Dirut BRI Soroti Peran Artificial Intelligence dalam WEF 2024


Bank BRI Logo

Ilustrasi Logo Bank BRI

Gelaran World Economic Forum (WEF) di Davos pada 15-19 Januari 2024, telah menjadi panggung bagi Direktur Utama BRI, Sunarso, untuk memberikan pandangannya tentang peran Artificial Intelligence (AI) dalam meningkatkan produktivitas dan mencegah risiko di masa depan. Sunarso menyampaikan bahwa perkembangan pesat teknologi AI membuka peluang baru, namun juga menuntut penguatan regulasi.

Keberadaan AI telah memberikan dampak positif terhadap produktivitas dan efisiensi BRI. Salah satu buktinya adalah BRIBRAIN, "pusat otak digital" yang menggabungkan kemampuan AI dan analitik untuk meningkatkan customer engagement, anti-fraud & risk analytics, credit underwriting, hingga automasi untuk smart services & operations.

AI Recommendation System yang dimiliki BRI telah diimplementasikan untuk memilih calon nasabah potensial berdasarkan data seperti jumlah simpanan, portofolio pinjaman, demografi dan lokasi. Dampaknya, dengan penggunaan AI mampu meningkatkan conversion rate sebesar 60% dan meningkatkan kualitas akuisisi debitur sebesar 49%,” jelas Sunarso.

BRImo, aplikasi super serba bisa dari BRI, juga memanfaatkan AI dalam memberikan rekomendasi transaksi dan penawaran produk yang disesuaikan dengan profil nasabah. Sunarso mencatat bahwa pemanfaatan AI telah mempercepat kinerja BRImo, dengan jumlah pengguna mencapai 31,6 juta dan volume transaksi Rp4.158 triliun per Desember 2023.

Namun, Sunarso tidak hanya membahas potensi positif AI. Ia menyatakan keprihatinan terkait risiko kejahatan siber di masa mendatang yang dapat diakibatkan oleh kurangnya regulasi. Sunarso menekankan bahwa meskipun AI dapat menjalankan ribuan algoritma, kelemahannya terletak pada ketidakmampuannya memiliki perasaan. Hal ini dapat dimanfaatkan oleh pelaku kejahatan siber yang lebih pintar.

Untuk mengatasi potensi risiko tersebut, Sunarso merinci tiga strategi. Pertama, penguatan regulasi untuk mengendalikan penggunaan AI. Kedua, peningkatan kemampuan teknis dalam menyaring data yang dimasukkan ke dalam engine AI. Ketiga, kepatuhan yang melibatkan pemahaman penuh terkait compliance oleh pihak yang mengendalikan AI.

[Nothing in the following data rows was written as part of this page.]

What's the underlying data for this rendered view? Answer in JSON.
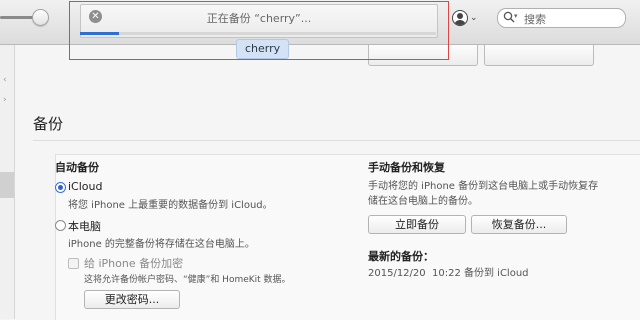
{
  "toolbar": {
    "status_text": "正在备份 “cherry”...",
    "progress_percent": 11,
    "device_name": "cherry",
    "close_glyph": "✕",
    "account_chevron": "⌄",
    "search_placeholder": "搜索",
    "search_chevron": "▾"
  },
  "sidebar": {
    "marks": [
      "‹",
      "›"
    ]
  },
  "backup": {
    "section_title": "备份",
    "auto": {
      "heading": "自动备份",
      "icloud_label": "iCloud",
      "icloud_desc": "将您 iPhone 上最重要的数据备份到 iCloud。",
      "local_label": "本电脑",
      "local_desc": "iPhone 的完整备份将存储在这台电脑上。",
      "encrypt_label": "给 iPhone 备份加密",
      "encrypt_desc": "这将允许备份帐户密码、“健康”和 HomeKit 数据。",
      "change_password": "更改密码..."
    },
    "manual": {
      "heading": "手动备份和恢复",
      "desc_line1": "手动将您的 iPhone 备份到这台电脑上或手动恢复存",
      "desc_line2": "储在这台电脑上的备份。",
      "backup_now": "立即备份",
      "restore": "恢复备份...",
      "latest_heading": "最新的备份：",
      "latest_value": "2015/12/20  10:22 备份到 iCloud"
    }
  },
  "colors": {
    "progress": "#2f6fd3",
    "highlight_border": "#e04545",
    "radio_selected": "#2f62c9"
  }
}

"Saya termasuk yang gelisah sedikit, yang saya gelisahkan sama yakni butuh regulasi. Itu mesin memang bisa melakukan dan mengerjakan ribuan algoritma, tapi kelemahannya tetap dia tidak punya perasaan," jelas Sunarso.

“Ketika data yang masuk, dimanipulasi, dan itulah yang terjadi di cyber crime. Ada orang yang lebih pintar dari pencipta AI itu sendiri menggunakannya untuk cyber crime,” imbuh Sunarso.

Dengan pandangan ini, Sunarso menyatakan bahwa BRI akan tetap menerapkan strategi hybrid, di mana mesin akan menangani tugas-tugas rumit dan berulang, tetapi keputusan akhir tetap menjadi tanggung jawab manusia. Dengan demikian, BRI berkomitmen untuk menghadapi tantangan AI dengan pendekatan yang seimbang antara teknologi dan nilai-nilai kemanusiaan. Hal ini sejalan dengan agenda prioritas WEF terkait AI, yang diungkapkan Sunarso sebagai visi dan strategi BRI saat ini.